Light Reaction (Hill Reaction)

Light reaction (Hill's reaction)

  • Photochemical Phase

In the photochemical phase, light reactions occur, involving:

- Light absorption

- Water splitting

- Oxygen release

- Formation of high-energy chemical intermediates: ATP and NADPH. 

  • Protein Complexes

- Several protein complexes are involved in light reactions.

- Pigments are organized into two discrete photochemical light harvesting complexes (LHC) within Photosystem I (PS I) and Photosystem II (PS II). 

  • Photosystem Organization

- Photosystems are named based on the sequence of their discovery, not their functional order.

- Each photosystem contains pigments organized into LHCs, consisting of hundreds of pigment molecules bound to proteins.

- Pigments within LHCs absorb different wavelengths of light, making photosynthesis more efficient. 

 

 

 

  • Reaction Centre

- Within each photosystem, a single chlorophyll a molecule forms the reaction centre.

- The reaction centre differs in PS I and PS II:

1. In PS I, the reaction centre chlorophyll a has an absorption peak at 700 nm, known as P700.

2. In PS II, the reaction centre chlorophyll a has an absorption peak at 680 nm, known as P680.

 

Electron Transport in Photosynthesis: The Z Scheme

  • Photosystem II (PS II)

- Reaction centre chlorophyll a absorbs red light at 680 nm, exciting electrons to a higher energy level.

- Excited electrons are transferred to an electron acceptor and enter an electron transport system consisting of cytochromes. 

  • Electron Movement

- Electron transport occurs downhill in terms of redox potential.

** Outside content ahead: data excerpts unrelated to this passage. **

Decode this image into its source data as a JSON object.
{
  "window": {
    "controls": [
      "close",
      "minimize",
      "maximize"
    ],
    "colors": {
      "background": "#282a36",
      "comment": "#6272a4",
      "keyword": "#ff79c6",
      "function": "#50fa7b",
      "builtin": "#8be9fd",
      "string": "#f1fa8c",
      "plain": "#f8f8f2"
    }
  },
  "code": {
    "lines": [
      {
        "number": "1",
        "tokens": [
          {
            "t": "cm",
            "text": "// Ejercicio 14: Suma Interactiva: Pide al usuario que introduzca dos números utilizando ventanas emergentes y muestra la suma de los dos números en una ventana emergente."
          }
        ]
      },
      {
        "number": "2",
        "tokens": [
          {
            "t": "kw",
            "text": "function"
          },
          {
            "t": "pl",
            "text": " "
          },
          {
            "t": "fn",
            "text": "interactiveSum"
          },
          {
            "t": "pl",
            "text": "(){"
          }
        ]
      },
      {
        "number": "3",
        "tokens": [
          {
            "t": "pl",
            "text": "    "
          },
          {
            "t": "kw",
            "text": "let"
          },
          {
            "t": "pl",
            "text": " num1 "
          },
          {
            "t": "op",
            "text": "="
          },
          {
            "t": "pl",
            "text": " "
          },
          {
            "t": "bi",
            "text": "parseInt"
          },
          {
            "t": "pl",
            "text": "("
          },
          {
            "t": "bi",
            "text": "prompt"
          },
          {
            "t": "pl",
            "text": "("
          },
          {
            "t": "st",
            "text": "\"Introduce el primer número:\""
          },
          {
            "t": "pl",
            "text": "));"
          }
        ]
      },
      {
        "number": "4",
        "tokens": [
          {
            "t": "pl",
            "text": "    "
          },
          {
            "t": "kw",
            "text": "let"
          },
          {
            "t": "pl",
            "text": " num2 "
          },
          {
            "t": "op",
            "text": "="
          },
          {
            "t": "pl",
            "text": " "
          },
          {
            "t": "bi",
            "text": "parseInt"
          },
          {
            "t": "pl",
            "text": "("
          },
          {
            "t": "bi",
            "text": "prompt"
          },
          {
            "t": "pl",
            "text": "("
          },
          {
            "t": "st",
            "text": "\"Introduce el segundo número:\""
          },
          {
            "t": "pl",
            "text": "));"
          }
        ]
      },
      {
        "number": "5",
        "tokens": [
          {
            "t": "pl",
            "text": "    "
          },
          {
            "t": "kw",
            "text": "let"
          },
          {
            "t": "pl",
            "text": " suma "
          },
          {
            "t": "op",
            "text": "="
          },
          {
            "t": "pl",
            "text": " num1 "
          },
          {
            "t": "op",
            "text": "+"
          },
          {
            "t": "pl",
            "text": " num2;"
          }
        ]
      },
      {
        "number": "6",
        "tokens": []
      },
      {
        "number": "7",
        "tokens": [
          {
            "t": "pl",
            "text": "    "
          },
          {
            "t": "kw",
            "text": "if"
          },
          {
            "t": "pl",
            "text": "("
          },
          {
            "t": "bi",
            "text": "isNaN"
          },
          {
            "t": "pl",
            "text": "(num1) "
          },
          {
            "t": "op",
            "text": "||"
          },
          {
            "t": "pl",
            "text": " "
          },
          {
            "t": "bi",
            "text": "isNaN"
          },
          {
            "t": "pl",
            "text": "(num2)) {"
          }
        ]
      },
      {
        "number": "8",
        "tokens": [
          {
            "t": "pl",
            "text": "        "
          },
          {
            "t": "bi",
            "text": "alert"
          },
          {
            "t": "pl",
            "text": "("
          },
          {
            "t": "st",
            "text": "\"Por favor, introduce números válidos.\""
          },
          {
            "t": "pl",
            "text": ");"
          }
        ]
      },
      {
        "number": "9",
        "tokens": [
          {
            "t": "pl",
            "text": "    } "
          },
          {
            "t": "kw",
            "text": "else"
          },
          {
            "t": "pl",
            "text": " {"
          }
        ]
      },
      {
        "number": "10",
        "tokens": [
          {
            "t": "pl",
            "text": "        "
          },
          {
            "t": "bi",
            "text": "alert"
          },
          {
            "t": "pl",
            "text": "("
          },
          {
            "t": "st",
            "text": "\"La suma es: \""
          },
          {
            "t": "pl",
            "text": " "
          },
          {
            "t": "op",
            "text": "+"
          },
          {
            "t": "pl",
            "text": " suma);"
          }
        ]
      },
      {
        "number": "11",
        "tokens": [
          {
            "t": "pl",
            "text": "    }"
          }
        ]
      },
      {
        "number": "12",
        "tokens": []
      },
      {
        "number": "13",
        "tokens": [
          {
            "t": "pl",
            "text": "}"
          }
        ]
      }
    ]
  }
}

- Electrons pass through the electron transport chain without being used up, eventually reaching Photosystem I (PS I). 

  • Photosystem I (PS I)

- Electrons in the reaction centre of PS I are excited by red light at 700 nm.

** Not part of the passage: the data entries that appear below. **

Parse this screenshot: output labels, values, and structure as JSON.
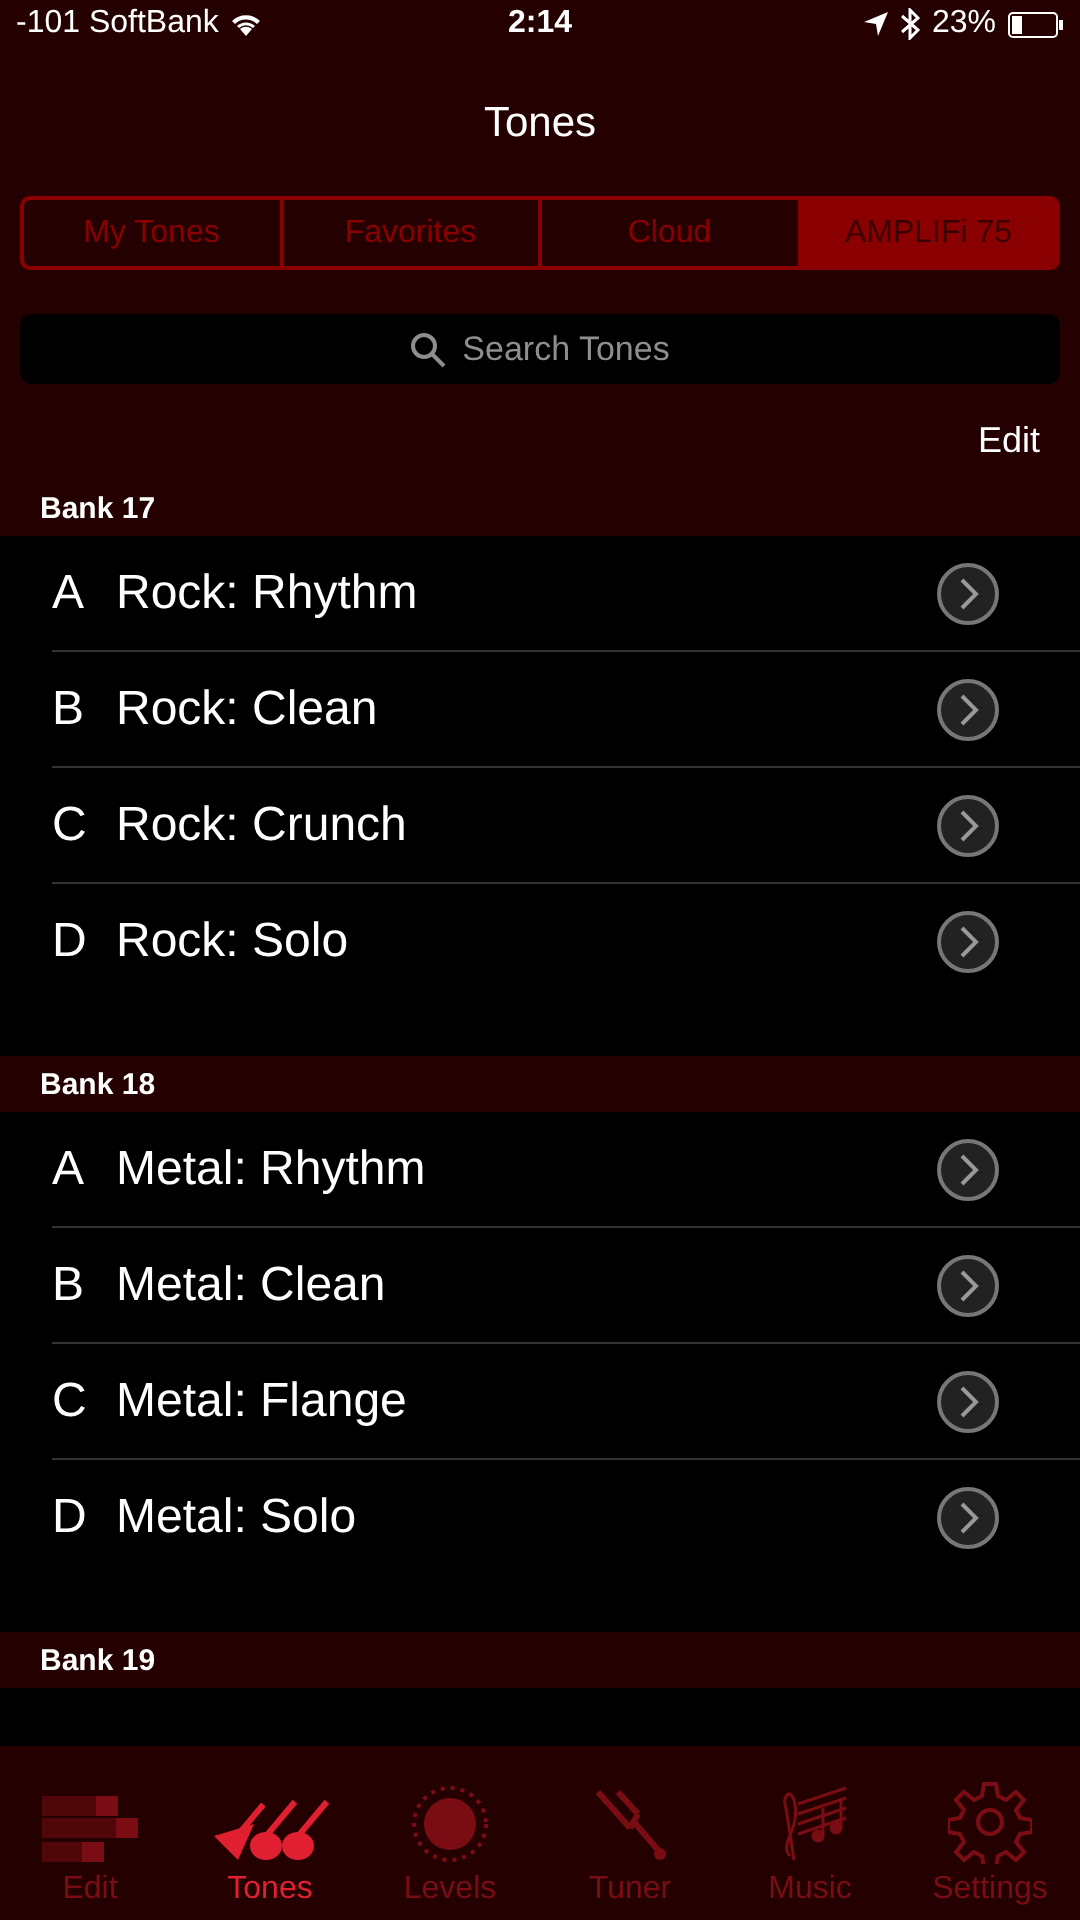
{
  "status_bar": {
    "carrier": "-101 SoftBank",
    "time": "2:14",
    "battery": "23%"
  },
  "title": "Tones",
  "segments": [
    {
      "label": "My Tones",
      "selected": false
    },
    {
      "label": "Favorites",
      "selected": false
    },
    {
      "label": "Cloud",
      "selected": false
    },
    {
      "label": "AMPLIFi 75",
      "selected": true
    }
  ],
  "search": {
    "placeholder": "Search Tones"
  },
  "edit_button": "Edit",
  "banks": [
    {
      "title": "Bank 17",
      "tones": [
        {
          "slot": "A",
          "name": "Rock: Rhythm"
        },
        {
          "slot": "B",
          "name": "Rock: Clean"
        },
        {
          "slot": "C",
          "name": "Rock: Crunch"
        },
        {
          "slot": "D",
          "name": "Rock: Solo"
        }
      ]
    },
    {
      "title": "Bank 18",
      "tones": [
        {
          "slot": "A",
          "name": "Metal: Rhythm"
        },
        {
          "slot": "B",
          "name": "Metal: Clean"
        },
        {
          "slot": "C",
          "name": "Metal: Flange"
        },
        {
          "slot": "D",
          "name": "Metal: Solo"
        }
      ]
    },
    {
      "title": "Bank 19"
    }
  ],
  "tab_bar": [
    {
      "label": "Edit",
      "kind": "edit",
      "selected": false
    },
    {
      "label": "Tones",
      "kind": "tones",
      "selected": true
    },
    {
      "label": "Levels",
      "kind": "levels",
      "selected": false
    },
    {
      "label": "Tuner",
      "kind": "tuner",
      "selected": false
    },
    {
      "label": "Music",
      "kind": "music",
      "selected": false
    },
    {
      "label": "Settings",
      "kind": "settings",
      "selected": false
    }
  ]
}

- Excited electrons are transferred to another acceptor molecule with a higher redox potential. 

  • NADP+ Reduction

- Excited electrons from PS I are transferred to NADP+ , reducing it to NADPH + H+.

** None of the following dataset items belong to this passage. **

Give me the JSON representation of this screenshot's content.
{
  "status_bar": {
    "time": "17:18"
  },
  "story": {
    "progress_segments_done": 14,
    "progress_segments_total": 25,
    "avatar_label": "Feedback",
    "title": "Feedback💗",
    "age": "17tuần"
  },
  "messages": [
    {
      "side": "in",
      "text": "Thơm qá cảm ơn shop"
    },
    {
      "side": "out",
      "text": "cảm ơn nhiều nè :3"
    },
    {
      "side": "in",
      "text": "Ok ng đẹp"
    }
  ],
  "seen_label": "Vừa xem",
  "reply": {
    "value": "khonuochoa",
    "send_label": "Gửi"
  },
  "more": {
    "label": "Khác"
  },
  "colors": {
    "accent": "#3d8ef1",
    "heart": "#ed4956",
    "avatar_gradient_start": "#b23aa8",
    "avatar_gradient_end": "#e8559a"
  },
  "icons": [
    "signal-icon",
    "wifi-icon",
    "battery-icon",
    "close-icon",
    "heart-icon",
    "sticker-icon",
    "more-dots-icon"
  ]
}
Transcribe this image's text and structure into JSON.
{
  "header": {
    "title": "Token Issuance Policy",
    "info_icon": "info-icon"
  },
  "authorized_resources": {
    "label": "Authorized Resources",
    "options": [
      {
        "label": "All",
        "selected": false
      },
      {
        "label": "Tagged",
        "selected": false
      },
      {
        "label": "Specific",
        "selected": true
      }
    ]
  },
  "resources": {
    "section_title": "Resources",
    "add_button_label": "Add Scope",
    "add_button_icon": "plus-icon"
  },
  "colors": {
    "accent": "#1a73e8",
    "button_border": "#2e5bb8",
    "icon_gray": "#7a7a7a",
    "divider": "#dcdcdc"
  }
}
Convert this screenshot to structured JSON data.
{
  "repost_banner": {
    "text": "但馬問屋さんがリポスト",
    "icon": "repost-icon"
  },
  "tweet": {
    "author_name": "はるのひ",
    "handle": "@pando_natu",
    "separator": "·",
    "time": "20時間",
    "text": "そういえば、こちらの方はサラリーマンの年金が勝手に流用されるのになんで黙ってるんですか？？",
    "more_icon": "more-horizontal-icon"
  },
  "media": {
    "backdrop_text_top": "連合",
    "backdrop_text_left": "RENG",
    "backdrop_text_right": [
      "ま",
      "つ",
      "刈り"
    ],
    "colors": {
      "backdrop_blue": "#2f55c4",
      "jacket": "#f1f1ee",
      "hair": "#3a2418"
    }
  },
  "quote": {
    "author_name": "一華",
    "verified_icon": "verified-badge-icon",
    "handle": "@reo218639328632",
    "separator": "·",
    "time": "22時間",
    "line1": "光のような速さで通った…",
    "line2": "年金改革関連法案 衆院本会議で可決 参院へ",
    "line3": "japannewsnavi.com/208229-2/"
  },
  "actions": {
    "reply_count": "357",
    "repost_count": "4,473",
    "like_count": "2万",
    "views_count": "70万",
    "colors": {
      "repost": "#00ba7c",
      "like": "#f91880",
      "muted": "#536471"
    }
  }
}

- NADPH + H+ serves as a carrier of high-energy electrons for later stages of photosynthesis. 

  • Z Scheme

- The entire process of electron transfer, starting from PS II, uphill to the acceptor, down the electron transport chain to PS I, and finally to NADP+ , is known as the Z scheme.

- The name "Z scheme" comes from the characteristic shape formed when all carriers are placed in sequence on a redox potential scale. 

 

 

 

Splitting of Water

  • Continuous Electron Supply

- Photosystem II (PS II) continuously supplies electrons to replace those moved to Photosystem I (PS I) during electron transport.

- The electrons needed for this replenishment are obtained through the splitting of water molecules. 

  • Water Splitting Process

- Water splitting occurs within PS II, located on the inner side of the thylakoid membrane.

- Water (H2O) is split into protons (H+), oxygen (O2), and electrons (e-).

The equation representing water splitting is: 2 H2O → 4H+ + O2 + 4e- 

  • Location of Proton and Oxygen Release

- Protons and oxygen formed during water splitting are likely to be released:

Protons (H+) and oxygen (O2) are released into the lumen, the inner compartment of the thylakoid membrane.

This release occurs on the inner side of the thylakoid membrane, where PS II is situated.